Littleton, Mass.-based Viisage Technology Inc. has been awarded a contract to provide a face recognition system for the Electoral Commission of Uganda in support of its national elections. The technology developed initially at the Massachusetts Institute of Technology’s Media Lab will be used to help eliminate voter fraud.
“Our technology will ensure that people register to vote only one time,” said Tom Colatosti, Viisage’s president and chief executive officer.
The technology takes about a second to grab an image and match it against a database of facial images. Viisage’s software translates the characteristics of a face into a unique set of numbers, which is referred to as the “eigenface.” The eigenface is used by both identification and verification systems for face comparisons.
In the Uganda voter project, Viisage’s Face Explorer software will help acquire voter images to build a database, Colatosti said. The technology will not be ready for Uganda’s presidential elections on March 7, but it is expected to be operational for the country’s parliamentary elections in June, he said.
The same product was used for surveillance purposes during late January at the Super Bowl, the championship of U.S. professional football attended by thousands of people. Local, state and federal law enforcement provided images of known criminals. Digital cameras were posted at each of the turnstiles at Raymond James Stadium in Tampa, Florida and officials matched game attendees images against the database.
Nineteen people were matched against the database. No one was arrested as it was viewed as an exercise by law enforcement.
There are five basic applications for the face recognition software, Colatosti said. The applications are surveillance, identity fraud, physical access control such as for building, point-of-sale situations, such as using an automated teller machine, and logging onto a PC.

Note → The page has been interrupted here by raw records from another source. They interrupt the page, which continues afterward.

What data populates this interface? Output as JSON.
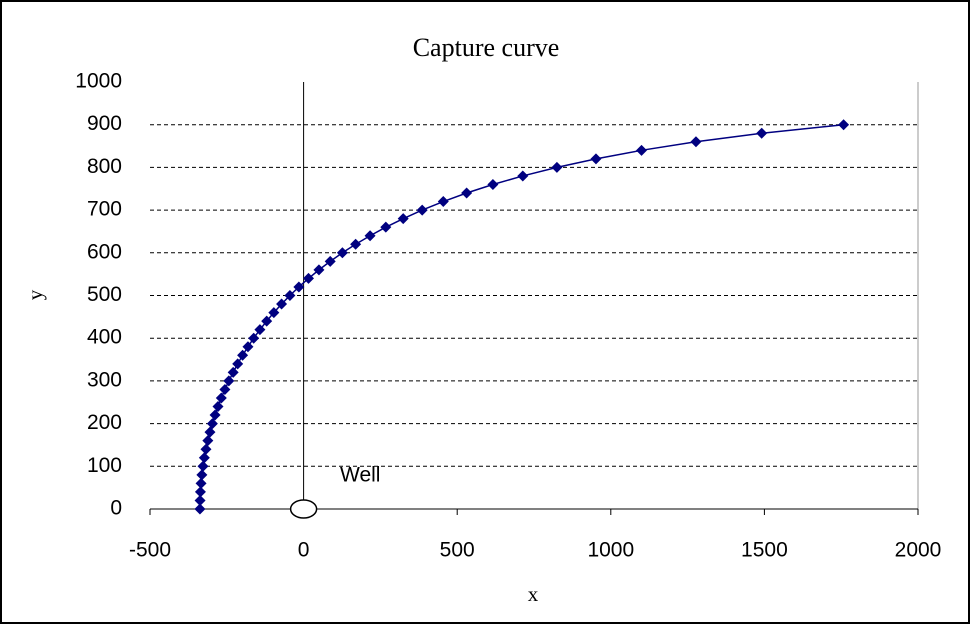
{
  "chart_data": {
    "type": "scatter_line",
    "title": "Capture curve",
    "x_label": "x",
    "y_label": "y",
    "annotation": "Well",
    "series": [
      {
        "name": "Capture curve",
        "color": "#000080",
        "x": [
          -337.4,
          -337.0,
          -335.8,
          -333.8,
          -331.1,
          -327.5,
          -323.1,
          -317.8,
          -311.7,
          -304.8,
          -296.9,
          -288.2,
          -278.6,
          -267.9,
          -256.2,
          -243.4,
          -229.3,
          -214.6,
          -198.6,
          -181.1,
          -162.5,
          -142.2,
          -120.2,
          -96.9,
          -71.7,
          -44.6,
          -15.4,
          16.0,
          49.9,
          86.6,
          126.3,
          169.4,
          216.4,
          267.6,
          324.2,
          386.0,
          454.7,
          530.7,
          616.2,
          713.5,
          824.6,
          951.7,
          1100.0,
          1277.2,
          1491.2,
          1757.8
        ],
        "values": [
          0,
          20,
          40,
          60,
          80,
          100,
          120,
          140,
          160,
          180,
          200,
          220,
          240,
          260,
          280,
          300,
          320,
          340,
          360,
          380,
          400,
          420,
          440,
          460,
          480,
          500,
          520,
          540,
          560,
          580,
          600,
          620,
          640,
          660,
          680,
          700,
          720,
          740,
          760,
          780,
          800,
          820,
          840,
          860,
          880,
          900
        ]
      }
    ],
    "xlim": [
      -500,
      2000
    ],
    "xticks": [
      -500,
      0,
      500,
      1000,
      1500,
      2000
    ],
    "ylim": [
      0,
      1000
    ],
    "yticks": [
      0,
      100,
      200,
      300,
      400,
      500,
      600,
      700,
      800,
      900,
      1000
    ],
    "grid": true
  }
}
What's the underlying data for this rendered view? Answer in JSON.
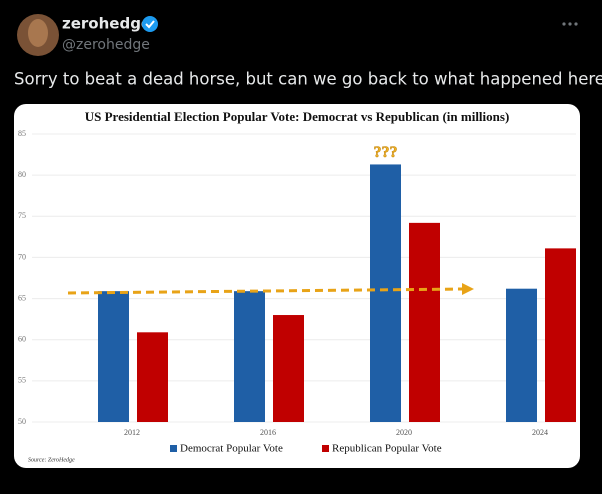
{
  "tweet": {
    "name": "zerohedge",
    "handle": "@zerohedge",
    "text": "Sorry to beat a dead horse, but can we go back to what happened here?"
  },
  "chart_data": {
    "type": "bar",
    "title": "US Presidential Election Popular Vote: Democrat vs  Republican (in millions)",
    "categories": [
      "2012",
      "2016",
      "2020",
      "2024"
    ],
    "series": [
      {
        "name": "Democrat Popular Vote",
        "color": "#1f5fa6",
        "values": [
          65.9,
          65.9,
          81.3,
          66.2
        ]
      },
      {
        "name": "Republican Popular Vote",
        "color": "#c00000",
        "values": [
          60.9,
          63.0,
          74.2,
          71.1
        ]
      }
    ],
    "ylim": [
      50,
      85
    ],
    "yticks": [
      50,
      55,
      60,
      65,
      70,
      75,
      80,
      85
    ],
    "grid": true,
    "legend": "bottom",
    "annotation": "???",
    "source": "Source: ZeroHedge"
  }
}
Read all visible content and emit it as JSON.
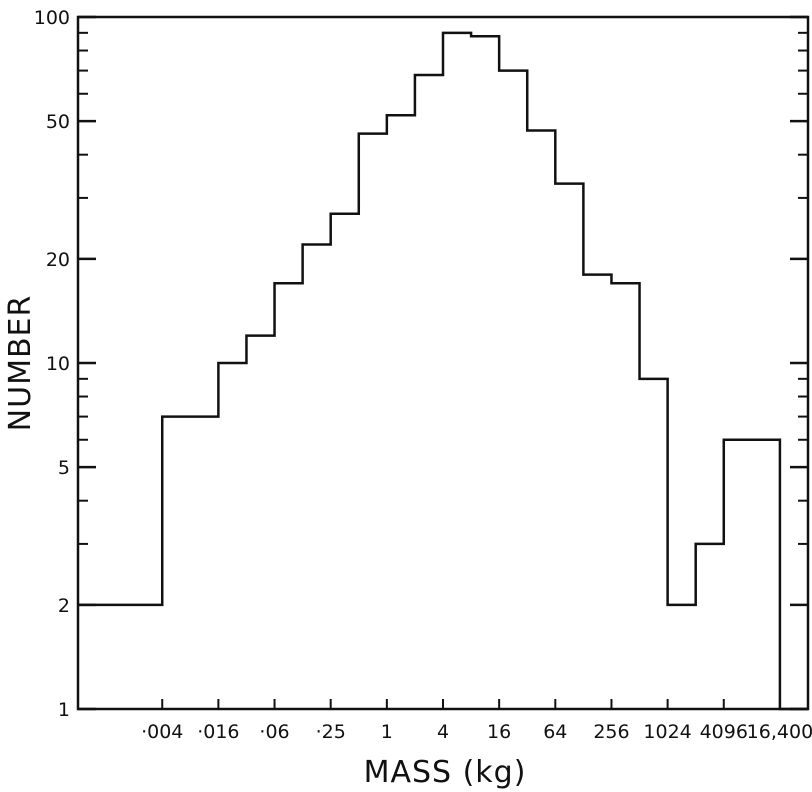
{
  "chart_data": {
    "type": "bar",
    "style": "step-histogram",
    "xlabel": "MASS (kg)",
    "ylabel": "NUMBER",
    "y_scale": "log",
    "ylim": [
      1,
      100
    ],
    "y_tick_labels": [
      "1",
      "2",
      "5",
      "10",
      "20",
      "50",
      "100"
    ],
    "y_tick_values": [
      1,
      2,
      5,
      10,
      20,
      50,
      100
    ],
    "x_tick_labels": [
      "·004",
      "·016",
      "·06",
      "·25",
      "1",
      "4",
      "16",
      "64",
      "256",
      "1024",
      "4096",
      "16,400"
    ],
    "x_tick_log2_values": [
      -8,
      -6,
      -4,
      -2,
      0,
      2,
      4,
      6,
      8,
      10,
      12,
      14
    ],
    "bins_log2_left_edges": [
      -11,
      -10,
      -9,
      -8,
      -7,
      -6,
      -5,
      -4,
      -3,
      -2,
      -1,
      0,
      1,
      2,
      3,
      4,
      5,
      6,
      7,
      8,
      9,
      10,
      11,
      12,
      13,
      14
    ],
    "bin_log2_width": 1,
    "values": [
      2,
      2,
      2,
      7,
      7,
      10,
      12,
      17,
      22,
      27,
      46,
      52,
      68,
      90,
      88,
      70,
      47,
      33,
      18,
      17,
      9,
      2,
      3,
      6,
      6,
      1
    ],
    "grid": false
  }
}
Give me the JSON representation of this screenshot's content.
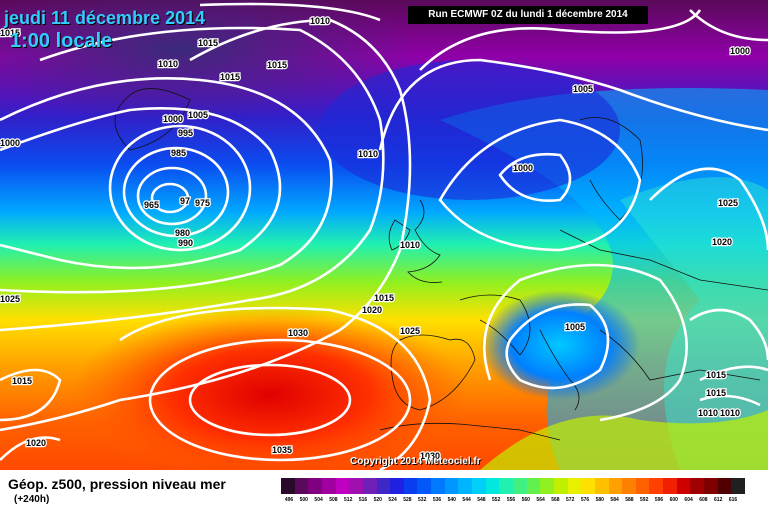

The technology already is installed at about 70 casinos worldwide to identify people who have been barred from being in particular gaming facilities. The state of Wisconsin’s correctional facilities use face recognition software to allow guards access to different parts of buildings without having to carry keys. The Illinois State Police have access to 7 million state residents from the department of motor vehicles to assist with background checks.
Some uses of face recognition software, including at the Super Bowl, have raised privacy concerns and Colatosti has said publicly that the software should be used responsibly. Electronic Privacy Information Center Executive Director Marc Rotenberg called the technology “Orwell on stilts,” referring to author George Orwell and his famous book 1984 in which “Big Brother” watches over everyone.
Use of the technology at the Super Bowl crossed the privacy line, Rotenberg said, and the software leads to a loss of control and identity.
“It is one thing to have a camera to detect illegal activity in places like casinos,” Rotenberg said. “But in this case, cameras are being used for identification. I think this type of identification is very problematic. I think it is not a very good invention to export to Africa.”